完全外国語対応の自動販売機設置へ新戦略
12月23日放送、「ニュースウォッチ9」(NHK)では、外国語対応の自動販売機について。自動販売機は全国で約247万台とこのところほぼ同じ水準で推移しているが、販売数は減少傾向が続いている。各飲料メーカーは、急増する外国人観光客の需要の取り込みを目指している。それが新戦略だ。外国語に対応した自販機の設置を進めている。キリンビバレッジは英語・中国語・韓国語で内容やカロリーを表示する販売機を導入。アサヒグループホールディングスは外国語対応の自動販売機を来年1月から東京・浅草で試験的に稼働させる。2020年のオリンピックに向けて需要を見越している。
コンビニのカウンターコーヒーの人気により、自動販売機は苦戦している。コンビニ大手5社のコーヒー販売は14億杯と、前年度の倍に匹敵する伸びだ。それが割を食っているのが自動販売機のコーヒー販売となる。価格帯も同じようなものなので、安価で割安なコンビニコーヒーに流れてしまっているのだ。
自動販売機首位はコカ・コーラ。サントリー、アサヒ飲料、ダイドードリンコ、キリンビバレッジと続く。自動販売機は値引きが少なく、消費者への重要な販売ルート。ジャパンビバレッジをサントリーが買収したことによって、業界再編が起こっている。
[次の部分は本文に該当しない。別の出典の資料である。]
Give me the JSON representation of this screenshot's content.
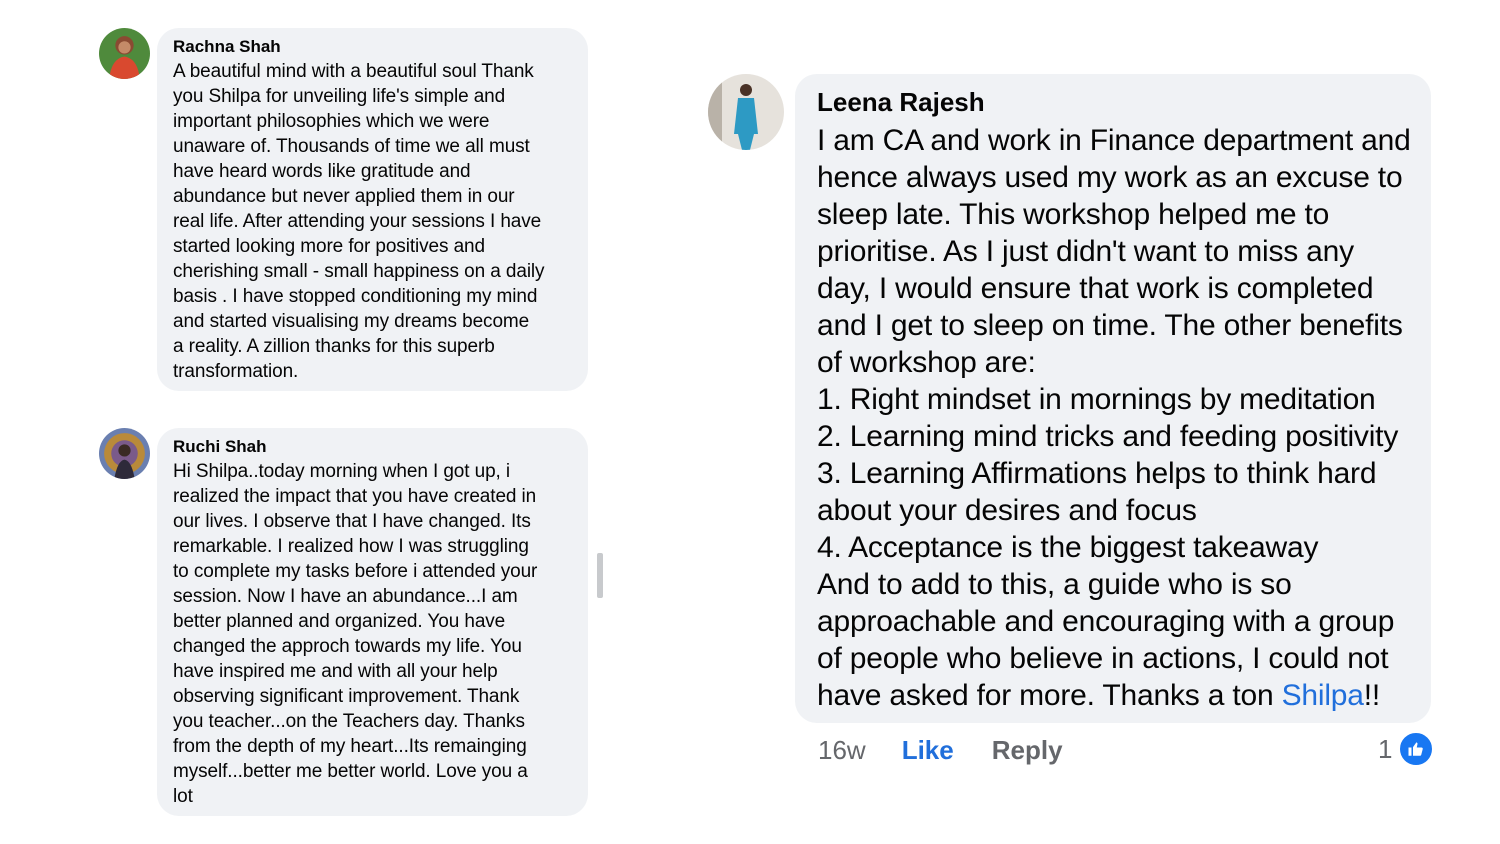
{
  "comments": [
    {
      "author": "Rachna Shah",
      "text": "A beautiful mind with a beautiful soul Thank\nyou Shilpa for unveiling life's simple and\nimportant philosophies which we were\nunaware of. Thousands of time we all must\nhave heard words like gratitude and\nabundance but never applied them in our\nreal life. After attending your sessions I have\nstarted looking more for positives and\ncherishing small - small happiness on a daily\nbasis . I have stopped conditioning my mind\nand started visualising my dreams become\na reality. A zillion  thanks for this superb\ntransformation."
    },
    {
      "author": "Ruchi Shah",
      "text": "Hi Shilpa..today morning when I got up, i\nrealized the impact that you have created in\nour lives. I observe that I have changed. Its\nremarkable. I realized how I was struggling\nto complete my tasks before i attended your\nsession. Now I have an abundance...I am\nbetter planned and organized. You have\nchanged the approch towards my life. You\nhave inspired me and with all your help\nobserving significant improvement. Thank\nyou teacher...on the Teachers day.  Thanks\nfrom the depth of my heart...Its remainging\nmyself...better me better world. Love you a\nlot"
    },
    {
      "author": "Leena Rajesh",
      "text": "I am CA and work in Finance department and\nhence always used my work as an excuse to\nsleep late. This workshop helped me to\nprioritise. As I just didn't want to miss any\nday, I would ensure that work is completed\nand I get to sleep on time. The other benefits\nof workshop are:\n1. Right mindset in mornings by meditation\n2. Learning mind tricks and feeding positivity\n3. Learning Affirmations helps to think hard\nabout your desires and focus\n4. Acceptance is the biggest takeaway\nAnd to add to this, a guide who is so\napproachable and encouraging with a group\nof people who believe in actions, I could not\nhave asked for more. Thanks a ton ",
      "mention": "Shilpa",
      "text_end": "!!",
      "time": "16w",
      "like_label": "Like",
      "reply_label": "Reply",
      "reaction_count": "1",
      "reaction_icon": "thumbs-up-icon"
    }
  ],
  "colors": {
    "bubble": "#f0f2f5",
    "link": "#216fdb",
    "meta": "#65676b",
    "like_badge": "#1877f2"
  }
}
タバコの自動販売機は、taspoなどの導入が浸透したが、依然としてたばこ離れが続いているため売上は落ちている。震災後は節電対策で自販機そのものが一時停止させられたり、照明を消されることでアピール度が落ちて売上がダウンしている。また震災絡みで出荷制限を受けている自販機もある。タバコの自販機を併設している町のタバコやさんは、店主の高齢化に合わせて閉店して、自販機を撤去してしまうケースも増えているようだ。
外食産業では、自動券売機の導入が進んでおり、3.6%の伸びを見せた。台数自体は1.2%の伸びとなった。販売代金自体で見ると、乗車券販売機が圧倒的に大きな売上をあげている。
2014年には冷夏だったため、飲料水が売上減少し、コンビニの売上がアップしたことにより、各メーカーが自販機への投資を制限するという流れだ。コンビニのコーヒーと自動販売機のコーヒーの攻防は続いている。